The key to this technique is timing. Shoot too early and the lights of the home or building are washed out by the sunlight. Shoot too late and the sky is black and the powerful colors are lost. The window is narrow. You have to be in position and ready to shoot, then move quickly to get the images. Make a mistake and you may not have enough time to get it corrected. Because of this, and because you usually have to go back out after taking the daylight shots, very few photographers use this technique. However, if you want your listing, advertisement, or professional portfolio to really jump off the page or screen, there's really no better way than a blue hour image.
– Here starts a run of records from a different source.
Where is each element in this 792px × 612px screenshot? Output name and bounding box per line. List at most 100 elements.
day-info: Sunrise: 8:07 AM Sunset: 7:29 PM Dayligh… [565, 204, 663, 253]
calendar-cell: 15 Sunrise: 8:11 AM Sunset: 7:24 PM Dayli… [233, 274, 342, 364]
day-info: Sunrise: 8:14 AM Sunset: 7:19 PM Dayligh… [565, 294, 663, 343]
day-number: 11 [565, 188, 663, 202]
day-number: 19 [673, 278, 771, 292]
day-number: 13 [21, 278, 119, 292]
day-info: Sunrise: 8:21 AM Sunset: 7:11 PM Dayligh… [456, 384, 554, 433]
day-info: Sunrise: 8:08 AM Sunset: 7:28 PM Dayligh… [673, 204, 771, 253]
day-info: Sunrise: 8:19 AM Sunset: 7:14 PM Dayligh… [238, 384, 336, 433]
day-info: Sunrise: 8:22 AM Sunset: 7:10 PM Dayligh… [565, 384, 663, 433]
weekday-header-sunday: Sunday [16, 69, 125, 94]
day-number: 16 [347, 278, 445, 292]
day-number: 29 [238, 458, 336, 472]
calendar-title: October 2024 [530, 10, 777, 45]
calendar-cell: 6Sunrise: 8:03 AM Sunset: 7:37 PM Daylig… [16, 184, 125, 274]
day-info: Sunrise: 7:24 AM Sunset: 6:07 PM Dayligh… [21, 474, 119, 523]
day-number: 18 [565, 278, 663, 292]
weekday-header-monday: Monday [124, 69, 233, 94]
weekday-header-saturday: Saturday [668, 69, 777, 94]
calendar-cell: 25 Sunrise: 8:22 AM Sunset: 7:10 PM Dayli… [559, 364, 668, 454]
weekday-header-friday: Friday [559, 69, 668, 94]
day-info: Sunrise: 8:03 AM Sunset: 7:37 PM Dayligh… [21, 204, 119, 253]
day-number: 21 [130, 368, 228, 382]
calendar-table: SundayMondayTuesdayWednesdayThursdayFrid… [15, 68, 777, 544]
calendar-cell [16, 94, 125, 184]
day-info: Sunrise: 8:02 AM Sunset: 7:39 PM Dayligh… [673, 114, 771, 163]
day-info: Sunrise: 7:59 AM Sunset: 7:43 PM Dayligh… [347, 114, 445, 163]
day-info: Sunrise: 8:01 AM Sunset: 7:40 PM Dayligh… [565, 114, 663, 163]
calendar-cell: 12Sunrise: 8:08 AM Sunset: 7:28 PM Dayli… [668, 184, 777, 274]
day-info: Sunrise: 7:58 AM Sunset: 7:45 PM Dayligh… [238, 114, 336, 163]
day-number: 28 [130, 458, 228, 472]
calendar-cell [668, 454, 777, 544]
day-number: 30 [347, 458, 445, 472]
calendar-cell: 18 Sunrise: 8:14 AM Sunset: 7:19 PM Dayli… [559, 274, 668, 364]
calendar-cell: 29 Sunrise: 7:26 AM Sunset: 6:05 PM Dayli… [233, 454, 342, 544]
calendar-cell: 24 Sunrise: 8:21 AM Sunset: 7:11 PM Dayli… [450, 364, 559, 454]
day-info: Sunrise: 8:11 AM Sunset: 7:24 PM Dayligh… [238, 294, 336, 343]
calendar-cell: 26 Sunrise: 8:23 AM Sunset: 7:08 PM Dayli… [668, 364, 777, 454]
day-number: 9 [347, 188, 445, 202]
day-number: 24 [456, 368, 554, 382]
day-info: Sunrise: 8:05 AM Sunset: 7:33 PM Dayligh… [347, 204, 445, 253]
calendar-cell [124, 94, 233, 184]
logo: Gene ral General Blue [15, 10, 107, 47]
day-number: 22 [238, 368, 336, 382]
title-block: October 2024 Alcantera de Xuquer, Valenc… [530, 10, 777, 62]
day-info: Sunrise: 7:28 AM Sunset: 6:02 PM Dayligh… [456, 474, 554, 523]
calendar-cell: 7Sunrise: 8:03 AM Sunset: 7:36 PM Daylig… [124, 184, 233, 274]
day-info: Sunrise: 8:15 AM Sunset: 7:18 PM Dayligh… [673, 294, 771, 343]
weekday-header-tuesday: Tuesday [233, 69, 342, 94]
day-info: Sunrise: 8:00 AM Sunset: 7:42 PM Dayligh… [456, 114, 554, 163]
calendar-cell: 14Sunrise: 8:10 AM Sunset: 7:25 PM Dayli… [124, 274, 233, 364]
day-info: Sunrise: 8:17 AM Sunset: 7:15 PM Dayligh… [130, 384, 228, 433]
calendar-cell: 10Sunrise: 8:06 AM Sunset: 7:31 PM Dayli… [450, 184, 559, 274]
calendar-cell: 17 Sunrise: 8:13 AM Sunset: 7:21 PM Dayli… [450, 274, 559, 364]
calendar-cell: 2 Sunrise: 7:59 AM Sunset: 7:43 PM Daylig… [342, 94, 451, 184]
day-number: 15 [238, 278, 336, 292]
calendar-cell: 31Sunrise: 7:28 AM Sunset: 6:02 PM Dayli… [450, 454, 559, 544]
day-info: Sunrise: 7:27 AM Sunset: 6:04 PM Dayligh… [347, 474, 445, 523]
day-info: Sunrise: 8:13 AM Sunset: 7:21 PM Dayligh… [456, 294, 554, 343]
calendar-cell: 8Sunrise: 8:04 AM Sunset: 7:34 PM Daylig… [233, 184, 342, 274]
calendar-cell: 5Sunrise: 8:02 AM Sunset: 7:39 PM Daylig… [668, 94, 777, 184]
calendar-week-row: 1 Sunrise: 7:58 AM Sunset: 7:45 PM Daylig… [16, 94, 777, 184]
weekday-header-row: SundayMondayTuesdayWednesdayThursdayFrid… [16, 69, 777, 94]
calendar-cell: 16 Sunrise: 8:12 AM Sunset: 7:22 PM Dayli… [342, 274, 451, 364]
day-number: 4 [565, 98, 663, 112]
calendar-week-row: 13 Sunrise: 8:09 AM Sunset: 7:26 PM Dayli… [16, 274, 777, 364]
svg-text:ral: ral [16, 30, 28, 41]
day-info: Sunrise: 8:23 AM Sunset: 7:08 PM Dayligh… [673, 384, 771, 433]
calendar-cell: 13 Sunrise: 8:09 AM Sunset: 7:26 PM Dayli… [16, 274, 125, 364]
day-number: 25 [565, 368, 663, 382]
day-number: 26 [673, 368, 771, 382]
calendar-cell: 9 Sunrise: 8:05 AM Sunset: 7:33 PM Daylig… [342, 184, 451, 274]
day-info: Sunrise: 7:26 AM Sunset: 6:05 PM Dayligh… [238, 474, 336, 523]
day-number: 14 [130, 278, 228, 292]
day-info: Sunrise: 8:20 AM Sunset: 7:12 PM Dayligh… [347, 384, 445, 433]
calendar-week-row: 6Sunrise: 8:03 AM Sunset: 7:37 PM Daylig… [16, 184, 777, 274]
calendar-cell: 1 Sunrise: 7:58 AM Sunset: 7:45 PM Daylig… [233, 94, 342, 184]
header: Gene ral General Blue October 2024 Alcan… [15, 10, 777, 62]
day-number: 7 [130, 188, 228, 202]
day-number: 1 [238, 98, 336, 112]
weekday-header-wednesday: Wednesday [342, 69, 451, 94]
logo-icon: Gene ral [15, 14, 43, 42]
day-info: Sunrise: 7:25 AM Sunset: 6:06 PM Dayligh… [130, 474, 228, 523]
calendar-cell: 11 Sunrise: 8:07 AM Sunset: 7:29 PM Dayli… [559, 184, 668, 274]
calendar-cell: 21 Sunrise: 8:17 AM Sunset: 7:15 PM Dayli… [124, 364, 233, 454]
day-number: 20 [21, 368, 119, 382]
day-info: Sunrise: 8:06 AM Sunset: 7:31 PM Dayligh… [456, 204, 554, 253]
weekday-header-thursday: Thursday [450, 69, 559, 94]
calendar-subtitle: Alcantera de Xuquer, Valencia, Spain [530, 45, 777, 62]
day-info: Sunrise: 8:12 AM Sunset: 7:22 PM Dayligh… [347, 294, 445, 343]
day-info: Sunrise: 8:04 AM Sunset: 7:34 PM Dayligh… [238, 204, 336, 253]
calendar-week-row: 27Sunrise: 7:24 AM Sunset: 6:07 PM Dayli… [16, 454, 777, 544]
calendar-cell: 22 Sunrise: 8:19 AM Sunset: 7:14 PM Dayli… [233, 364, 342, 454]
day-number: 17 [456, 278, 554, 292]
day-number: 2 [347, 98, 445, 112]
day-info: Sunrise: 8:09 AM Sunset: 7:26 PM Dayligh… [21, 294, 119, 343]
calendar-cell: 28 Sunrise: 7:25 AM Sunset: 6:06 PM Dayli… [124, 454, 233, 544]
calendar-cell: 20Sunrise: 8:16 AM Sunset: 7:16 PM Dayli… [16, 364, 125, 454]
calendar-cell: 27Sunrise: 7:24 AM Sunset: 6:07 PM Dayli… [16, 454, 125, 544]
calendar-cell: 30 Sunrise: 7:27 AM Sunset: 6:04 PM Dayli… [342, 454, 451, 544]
For this house I did the conventional daylight shots and then came back several hours later to do the blue hour shots. Below you can see the conventional images next to the same scene at blue hour. The daylight shots by themselves are ok but when you see the two side by side the difference is striking! One thing that is critical to point out, when it comes to real estate photography, it's very important to accurately represent the property. There are some photographers that will add "up lighting" with strobes. This is fine for illustrative or editorial images (and something that I do), but when selling a property, the addition of lighting could give a buyer a false representation of how the home actually looks. For that reason all the light you see in the images below was actually present in the scene. No lighting was added by me.

click on image to view larger

Daylight shot of the home. Not bad but not too exciting either.

Blue hour image. It's a composite of 7 individual images taken at different exposures to capture the full range of tones present but no additional lighting was added.

This outdoor pavilion is a great space for entertaining, especially during football season! Again, in the daylight it's not bad, but could be so much better.

Now, that's better! I know which one I'd rather be in!

Pool area was beautifully landscaped and quite amazing. The daylight shots don't do it complete justice.

2833 Cherokee Rd - Birmingham Real Estate Photographer0044

Lastly, this is the view from the front porch of the home. It overlooks the city of Birmingham with a great view. In the daytime the city in the distance would be washed out and not very appealing. The city lights against the deep blue sky really convey an altogether different feeling!